Scientists previously established that fetal whales develop the very beginnings of teeth. These teeth will never take a single bite; they don't even erupt from the gums the way they do in human babies. The tiny “germs” are no mystery; they’re remnants of real teeth in the whale’s land-dwelling, evolutionary predecessors—creatures similar to hippos and cows that lived tens of millions of years ago.
San Diego State University graduate student Agnese Lanzetti’s attempt to advance understanding of the remarkable biological transformation in humpbacks (Megaptera novaeangliae) was a two-and-a-half year quest involving her mentor, SDSU biologist Annalisa Berta, and resources in New York, Los Angeles, Austin, Texas and Copenhagen.
Using whale fetuses obtained from museums and a markedly advanced version of CT scanning, and imaging produced in Austin, Texas, Lanzetti developed new insights into germ and baleen development and other anatomical changes in the whale skull during gestation.
“I showed that the teeth are still present way past mid-gestation, which is kind of surprising,” Lanzetti said. “Given the lack of research in general on this topic, it was not clearly understood. Many people thought they would lose them very early since then you have to get baleen.”
New ground
Lanzetti earned undergraduate and masters’ degrees in geology at the University of Pisa in her native Italy. She started a joint doctoral program at SDSU in 2014 with assistance from a Fulbright scholarship, drawn by her interest in paleontology and whales and Berta’s expertise in the subject.
"It’s not an area that there’s a lot of research on,” Lanzetti said. “It unites an important aspect of biology, which is development, and evolution.”
With the slice-by-slice images offered through CT scanning, she established that the tooth germs are present in fetuses as small as seven inches. The subsequent baleen plate development—essential to the whales’ survival in a marine environment—occurs over a relatively short span of time.
Lanzetti found as many as 40 germs per side in each jaw of the humpbacks. They’re less than half a millimeter in size.
According to Berta, Lanzetti’s results “provide solid evidence that helps answer a long time puzzle to scientists—when and how did tooth loss occur and baleen develop in the world’s largest mammals. For the first time scientists now have a better understanding of the development of baleen, important in the evolutionary success of these whales, since it enabled them to filter enormous volumes of water and prey during bulk feeding.”
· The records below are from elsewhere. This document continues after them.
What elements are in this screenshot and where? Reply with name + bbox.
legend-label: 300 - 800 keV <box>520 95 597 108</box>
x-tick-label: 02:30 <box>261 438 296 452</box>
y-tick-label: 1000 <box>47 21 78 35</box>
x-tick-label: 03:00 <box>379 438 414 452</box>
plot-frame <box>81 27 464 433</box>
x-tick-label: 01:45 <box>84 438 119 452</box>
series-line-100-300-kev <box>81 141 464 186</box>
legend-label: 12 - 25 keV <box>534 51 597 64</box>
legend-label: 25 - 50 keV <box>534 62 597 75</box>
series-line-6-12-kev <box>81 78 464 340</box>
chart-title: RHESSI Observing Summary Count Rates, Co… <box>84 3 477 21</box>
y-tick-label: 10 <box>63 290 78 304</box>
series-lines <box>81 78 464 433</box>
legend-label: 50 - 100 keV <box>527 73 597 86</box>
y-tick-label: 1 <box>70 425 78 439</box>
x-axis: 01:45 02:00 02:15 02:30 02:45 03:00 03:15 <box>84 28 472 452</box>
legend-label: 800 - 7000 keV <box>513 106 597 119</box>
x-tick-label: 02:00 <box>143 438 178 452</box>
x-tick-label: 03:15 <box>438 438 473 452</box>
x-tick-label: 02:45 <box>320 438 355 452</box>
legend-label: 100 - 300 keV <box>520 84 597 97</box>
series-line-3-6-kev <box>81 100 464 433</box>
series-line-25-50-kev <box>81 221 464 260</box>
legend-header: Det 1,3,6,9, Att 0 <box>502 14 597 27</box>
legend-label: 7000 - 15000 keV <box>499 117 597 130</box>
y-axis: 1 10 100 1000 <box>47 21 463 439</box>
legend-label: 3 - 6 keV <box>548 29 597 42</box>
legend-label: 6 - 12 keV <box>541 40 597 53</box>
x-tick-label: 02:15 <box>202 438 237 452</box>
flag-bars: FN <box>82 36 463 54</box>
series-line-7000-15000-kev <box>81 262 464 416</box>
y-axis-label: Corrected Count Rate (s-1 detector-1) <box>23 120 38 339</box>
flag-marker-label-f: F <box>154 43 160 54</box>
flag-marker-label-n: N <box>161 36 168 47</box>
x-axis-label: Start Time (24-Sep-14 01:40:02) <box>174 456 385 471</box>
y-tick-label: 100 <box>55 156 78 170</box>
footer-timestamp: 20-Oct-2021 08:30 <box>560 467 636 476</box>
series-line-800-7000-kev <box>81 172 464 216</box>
Lanzetti’s findings, which include other characteristics of the humpback skull, were published this fall in a journal of the American Association of Anatomists. The 3-D models resulting from her work already have been displayed in an exhibit on whale evolution in London.
The process
Hunting of humpbacks is illegal, so obtaining a new specimen for examination was impossible, as was dissection.
Lanzetti began with a fetal whale borrowed from the San Diego Natural History Museum and then obtained additional specimens from museums in Los Angeles, Berkeley and New York. Most of them date back 60 to 80 years. She traveled to Copenhagen for work on a fifth specimen, more than 100 years old and too large to be transported.
Similar research has used traditional CT scans of fetal tissue, the same computer-assisted technology used to look for cancers, by creating cross-sectional images, one slice at a time. But in a 2015 study, the tooth germs were not even visible, possibly due to their small size.
Lanzetti was the first to employ the more advanced protocol of diceCT, described by one user group as “the gold standard of magnetic resonance imaging,” which produced a 3-D visualization as good as dissection.
The whale specimens first were soaked in solutions for up to two weeks, using an iodine stain that turns the sample red on the outside and enhances the contrast in the CT images. Lanzetti found a diceCT facility willing to assist at the University of Texas at Austin.
Evolutionary biology doesn’t attract the same kind of research dollars that go to field work or medical breakthroughs, but Lanzetti received financial support from the American Natural History Museum and the University of California, Riverside, SDSU’s partner in her joint doctoral program.
One question the research doesn’t answer is why the useless germ teeth haven’t vanished after tens of millions of years of evolution. Lanzetti said experts have hypothesized the teeth and baleen originate in the same genetic pathway. Under this view, proteins in the genes that are responsible for the teeth may also be needed for development of the baleen.